Dublin Core is a noble piece of work. At its heart it is trying to formally define some basic building blocks which can be universal truths in a digital age. Its like running code version of Semantic Web. So why is the use of dc:subject deprecated in favor of an overly complicated “category” element which, while being similar to the RSS 2.0 category element, has a different for the sake of being different feel to it.

The Atom “category” element

<category term='MSFT' />
<category term='MSFT' scheme='http://www.fool.com/cusips' />

vs. RSS 2.0

<category>MSFT</category>
<category domain="http://www.fool.com/cusips">MSFT</category>

Never thought I’d call an RSS 2.0 design decision[ clean and well thought out, but its all relative.

Content by Reference

One of Atom’s innovations is introducing a standard “link” element, allowing it to leverage and become a first class citizen of this Web thing which seems so popular. (I’ve written about this before, and mourned Kevin Burton’s mod_link)

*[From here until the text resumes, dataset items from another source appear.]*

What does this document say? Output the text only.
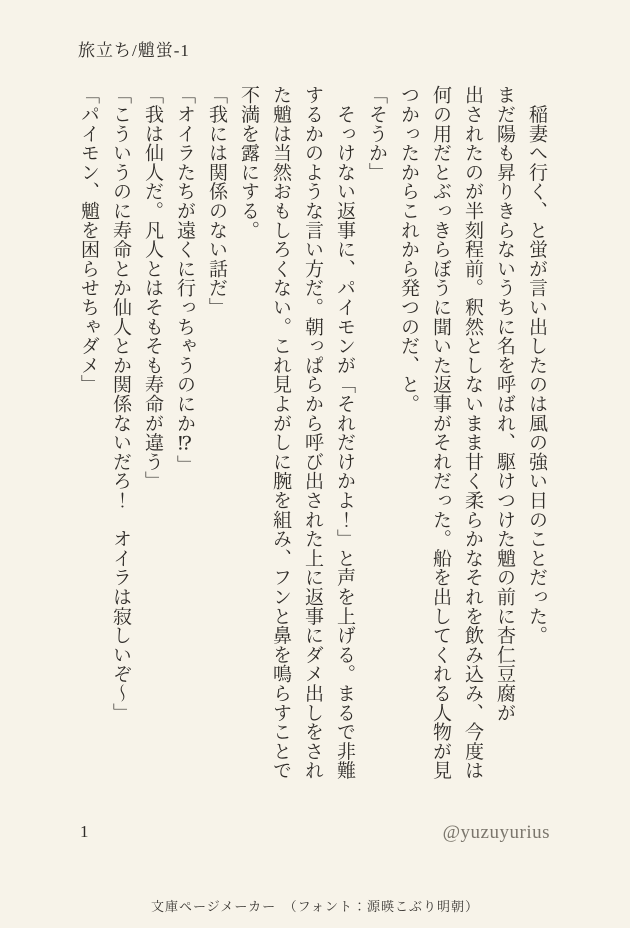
旅立ち/魈蛍-1

　稲妻へ行く、と蛍が言い出したのは風の強い日のことだった。

まだ陽も昇りきらないうちに名を呼ばれ、駆けつけた魈の前に杏仁豆腐が

出されたのが半刻程前。釈然としないまま甘く柔らかなそれを飲み込み、今度は

何の用だとぶっきらぼうに聞いた返事がそれだった。船を出してくれる人物が見

つかったからこれから発つのだ、と。

「そうか」

　そっけない返事に、パイモンが「それだけかよ！」と声を上げる。まるで非難

するかのような言い方だ。朝っぱらから呼び出された上に返事にダメ出しをされ

た魈は当然おもしろくない。これ見よがしに腕を組み、フンと鼻を鳴らすことで

不満を露にする。

「我には関係のない話だ」

「オイラたちが遠くに行っちゃうのにか⁉」

「我は仙人だ。凡人とはそもそも寿命が違う」

「こういうのに寿命とか仙人とか関係ないだろ！　オイラは寂しいぞ～」

「パイモン、魈を困らせちゃダメ」

1	@yuzuyurius
文庫ページメーカー　（フォント：源暎こぶり明朝）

So why does the Atom “content” element now allowing for “content by reference”, with the “src” attribute? Honestly, this seems like a clear case of confusing duplication. TIMTOWTDI is one the key factors people point to when claiming that Perl is an ugly, under designed, confusing mess.

For example, are there now two, valid but disparate ways of encoding podcasts in Atom?

And should a toolkit parsing Atom 1.0 automagically deference the URL defined in “src” attribute? I mean, if I’m parsing a feed I expect to able to display the contents of the content element. And if so, are we back to those wonderful bygone days (cough “rss2:enclosure” ) of baking dangerous required behaviour into our processing model? (speaking of process model, shouldn’t the Atom 1.0 processing model address this?)